"We heard it in the tower, it rattled the window," said Carl Sagerquist who has been directing air traffic for 27 years. He captured a picture of one of the explosions minutes after FAA officials say two aerial fireworks came close to departing planes.
"We saw the explosion but this one didn't leave the ground when the airplane was directly above it. With that type of timing, and it's my personal opinion that these airlines were being targeted," said Sagerquist.
Audio tapes just released between the Fresno tower and departing commercial flights show the pilots concern as the fireworks went off.
Pilot: "Somebody just launched a firework up by the departure end of the runway."
Pilot: "Somebody lit off some fireworks and we actually went through the smoke."
Traffic controller: "OK thanks."
Pilot: "You're welcome."
The source of the concern: Fresno Police Department officers at the adjacent K-9 training facility. The department said the blasts were part of a training exercise. But multiple sources told Action News the fireworks had nothing to do with any part of training.

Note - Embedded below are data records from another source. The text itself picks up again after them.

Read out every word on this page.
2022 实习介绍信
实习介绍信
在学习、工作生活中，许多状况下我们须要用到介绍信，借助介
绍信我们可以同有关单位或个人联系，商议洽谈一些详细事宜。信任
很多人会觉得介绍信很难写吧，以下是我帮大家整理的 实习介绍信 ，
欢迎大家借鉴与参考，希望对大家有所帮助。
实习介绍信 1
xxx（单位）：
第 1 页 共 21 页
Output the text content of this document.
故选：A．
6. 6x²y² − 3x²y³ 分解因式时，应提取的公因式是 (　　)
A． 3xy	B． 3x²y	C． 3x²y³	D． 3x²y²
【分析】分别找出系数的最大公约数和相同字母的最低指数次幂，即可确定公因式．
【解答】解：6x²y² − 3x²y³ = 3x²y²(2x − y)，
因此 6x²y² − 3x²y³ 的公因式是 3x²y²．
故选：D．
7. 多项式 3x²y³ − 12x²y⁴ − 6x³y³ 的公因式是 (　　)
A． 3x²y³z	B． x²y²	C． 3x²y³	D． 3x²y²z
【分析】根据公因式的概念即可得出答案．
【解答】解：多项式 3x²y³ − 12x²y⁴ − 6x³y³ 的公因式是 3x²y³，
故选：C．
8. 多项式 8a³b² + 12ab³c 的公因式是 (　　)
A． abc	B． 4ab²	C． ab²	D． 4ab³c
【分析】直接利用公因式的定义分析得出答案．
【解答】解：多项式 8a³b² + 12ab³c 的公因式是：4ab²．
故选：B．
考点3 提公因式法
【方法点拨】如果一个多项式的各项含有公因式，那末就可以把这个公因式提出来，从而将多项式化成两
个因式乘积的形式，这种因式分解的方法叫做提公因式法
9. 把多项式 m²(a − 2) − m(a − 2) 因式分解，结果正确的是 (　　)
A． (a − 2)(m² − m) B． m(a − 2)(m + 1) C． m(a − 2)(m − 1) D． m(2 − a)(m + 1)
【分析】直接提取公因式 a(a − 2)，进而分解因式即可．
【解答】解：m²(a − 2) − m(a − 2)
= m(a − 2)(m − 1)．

Fresno Police Chief Jerry Dyer has said peace officer rights prevent him from discussing whether any officer will face punishment, but clearly some department policies were violated. "Rest assured that any inappropriate behavior that's been determined by the investigation will be dealt with and corrective measures will be taken for any inappropriate behavior that's been identified."
Sagerquist remembers the night well, and those first thoughts when he saw the unusual explosions, "My initial reaction is they can't be doing this now, not after September 11."
The illegal fireworks, supplied to the Police Department by the Fire Department, went up several hundred feet in the air in the direct course of departing planes.
Traffic controller: "In fact, I just saw another one. Eagle 550 did you see that?"
Pilot: "Oh yeah, totally we got a fireworks show here about 100 feet above the cockpit."
The police chief said his investigation has led to at least one change for sure, no more aerial pyrotechnics. "It has caused us to change our policies internally. For example, there will be no aerial fireworks that will be utilized by the Fresno Police Department as part of any training exercise," said Dyer.
Ironically what the air traffic controller didn't know when he called Fresno Police to investigate the fireworks was that he was essentially calling them to investigate themselves.
The police chief said 17 officers were interviewed at length as part of the investigation.